O primeiro dos muitos escândalos explodiu em Roraima, antes do pleito de 2022. O cantor Gusttavo Lima foi contratado por R$ 800 mil para se apresentar em São Luiz do Anauá, Somadas as áreas urbanas e rurais, mal passa de oito mil habitantes. O aliado de Caiado e Bolsonaro teve depois um contrato de R$ 1,2 milhão com Conceição do Mato Dentro, nas Minas Gerais, cancelado a tempo devido à repercussão. A maré de azar do mesmo seguiu quando o Tribunal de Justiça da Bahia cancelou show na Festa da Banana de Teolândia – 15 mil habitantes –, onde seu cachê seria de R$ 704 mil. E outro inquérito foi aberto, desta vez em Magé, no Rio de Janeiro, onde os números passariam voando da casa do milhão. O cidadão caiu em lágrimas em uma postagem no Instagram, se dizendo injustiçado.
Aqui estão expostos, como exemplo, vários casos envolvendo Gusttavo Lima. Mas, são muitos os artistas em esquemas semelhantes. Como Wesley Safadão – apelido bem interessante –, que teve cancelado pelo MP de Alagoas show que faria em Viçosa por R$ 600 mil. E, no total, mais de 40 apresentações muito suspeitas andaram sendo alvo desta necessária reação. O que com certeza salvou orçamentos minguados de serem devorados, deixando prioridades reais da população sem atendimento.
Agora, mais bizarro ainda é como isso tudo foi deflagrado. Teve início com o arroubo estúpido do sertanejo Zé Neto, que integra dupla com Cristiano. Para fazer coro com o discurso bolsonarista contra a Lei Rouanet, ele de graça atacou a cantora Anitta. Insinuou que ela fizera uma tatuagem na toba para chamar a atenção e continuar sendo agraciada com dinheiro público, uma inverdade absoluta. Na realidade ela teve apenas uma proposta aprovada, ainda no ano de 2015, mas o valor terminou não sendo sequer captado e prescreveu.

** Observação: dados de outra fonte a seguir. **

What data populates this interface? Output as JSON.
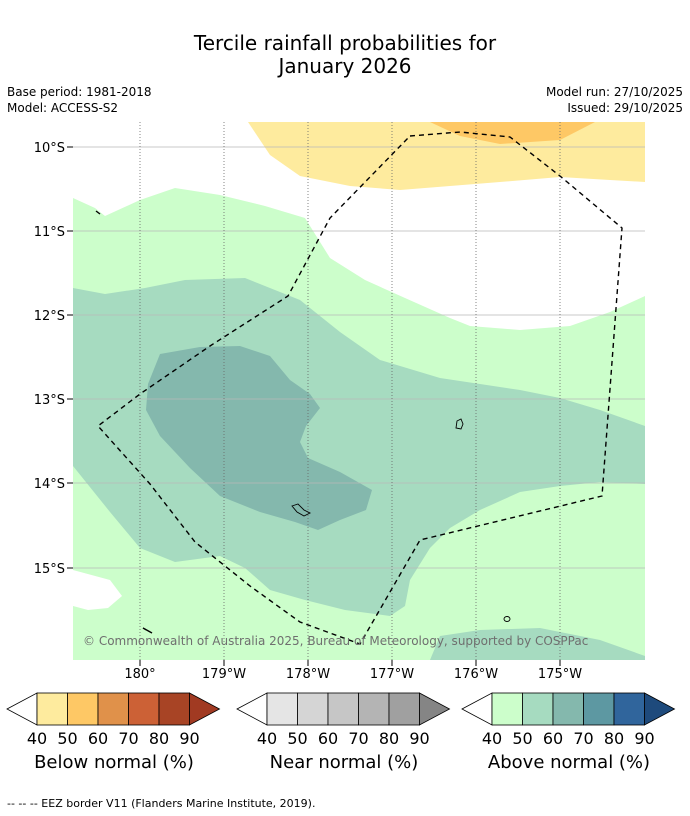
{
  "title": {
    "line1": "Tercile rainfall probabilities for",
    "line2": "January 2026"
  },
  "meta": {
    "base_period": "Base period: 1981-2018",
    "model": "Model: ACCESS-S2",
    "model_run": "Model run: 27/10/2025",
    "issued": "Issued: 29/10/2025"
  },
  "map": {
    "lat_labels": [
      "10°S",
      "11°S",
      "12°S",
      "13°S",
      "14°S",
      "15°S"
    ],
    "lon_labels": [
      "180°",
      "179°W",
      "178°W",
      "177°W",
      "176°W",
      "175°W"
    ],
    "copyright": "© Commonwealth of Australia 2025, Bureau of Meteorology, supported by COSPPac"
  },
  "colorbars": [
    {
      "label": "Below normal (%)",
      "ticks": [
        "40",
        "50",
        "60",
        "70",
        "80",
        "90"
      ],
      "colors": [
        "#ffffff",
        "#feeb9e",
        "#fec865",
        "#e0914a",
        "#cc6136",
        "#a84425",
        "#a13a22"
      ]
    },
    {
      "label": "Near normal (%)",
      "ticks": [
        "40",
        "50",
        "60",
        "70",
        "80",
        "90"
      ],
      "colors": [
        "#ffffff",
        "#e5e5e5",
        "#d5d5d5",
        "#c6c6c6",
        "#b4b4b4",
        "#a0a0a0",
        "#858585"
      ]
    },
    {
      "label": "Above normal (%)",
      "ticks": [
        "40",
        "50",
        "60",
        "70",
        "80",
        "90"
      ],
      "colors": [
        "#ffffff",
        "#ccfecb",
        "#a6dbc0",
        "#84b8ad",
        "#5d98a2",
        "#30659c",
        "#1e4a7c"
      ]
    }
  ],
  "footer": "--  --  -- EEZ border V11 (Flanders Marine Institute, 2019)."
}
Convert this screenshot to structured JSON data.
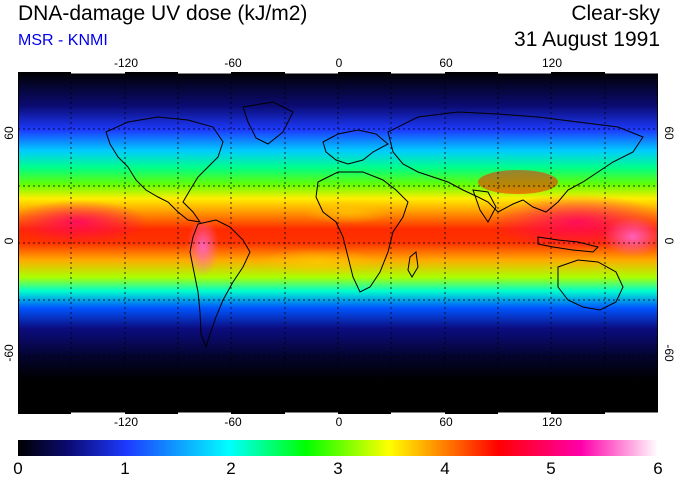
{
  "header": {
    "title": "DNA-damage UV dose (kJ/m2)",
    "subtitle": "MSR - KNMI",
    "condition": "Clear-sky",
    "date": "31 August 1991"
  },
  "map": {
    "lon_ticks": [
      "-120",
      "-60",
      "0",
      "60",
      "120"
    ],
    "lat_ticks": [
      "60",
      "0",
      "-60"
    ]
  },
  "colorbar": {
    "ticks": [
      "0",
      "1",
      "2",
      "3",
      "4",
      "5",
      "6"
    ],
    "colors": [
      "#000000",
      "#0b0b74",
      "#1d3bff",
      "#00ffff",
      "#00ff00",
      "#ffff00",
      "#ff8800",
      "#ff0000",
      "#ff00aa",
      "#ffffff"
    ]
  }
}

Na ocasião em que citou a cantora, em 2022, ele se manifestava bajulando Bolsonaro, que tentava a reeleição e vivia repetindo que a Rouanet era “mamata”.
Ao responder à provocação, Anitta revelou que já havia recebido várias propostas para fazer esses “shows de prefeituras” e recusado todas, uma vez que nunca se envolveria no desvio de recursos públicos. Assim, o tema entrou na pauta de procuradores, que se debruçaram com lupa sobre uma série de situações que se revelaram muito além de suspeitas. Voltando ao parágrafo anterior, a expressão toba refere informalmente a região da bunda, especialmente no Norte e no Nordeste do nosso país. Entretanto, a cantora prefere apelidar essa sua área anatômica de tororó. Deste modo, passamos todos os brasileiros a dever muito tanto a essa conhecida tatuagem “torororística” quanto à “boquirrotice” do Zé Neto.
09.06.2025
P.S.: Boquirroto é aquele que não consegue guardar segredos, que se caracteriza por ser indiscreto de tal forma que prejudica a si mesmo. Um boca-rota, sendo rota aquela que é quebrada, gasta, tola e pouco hábil.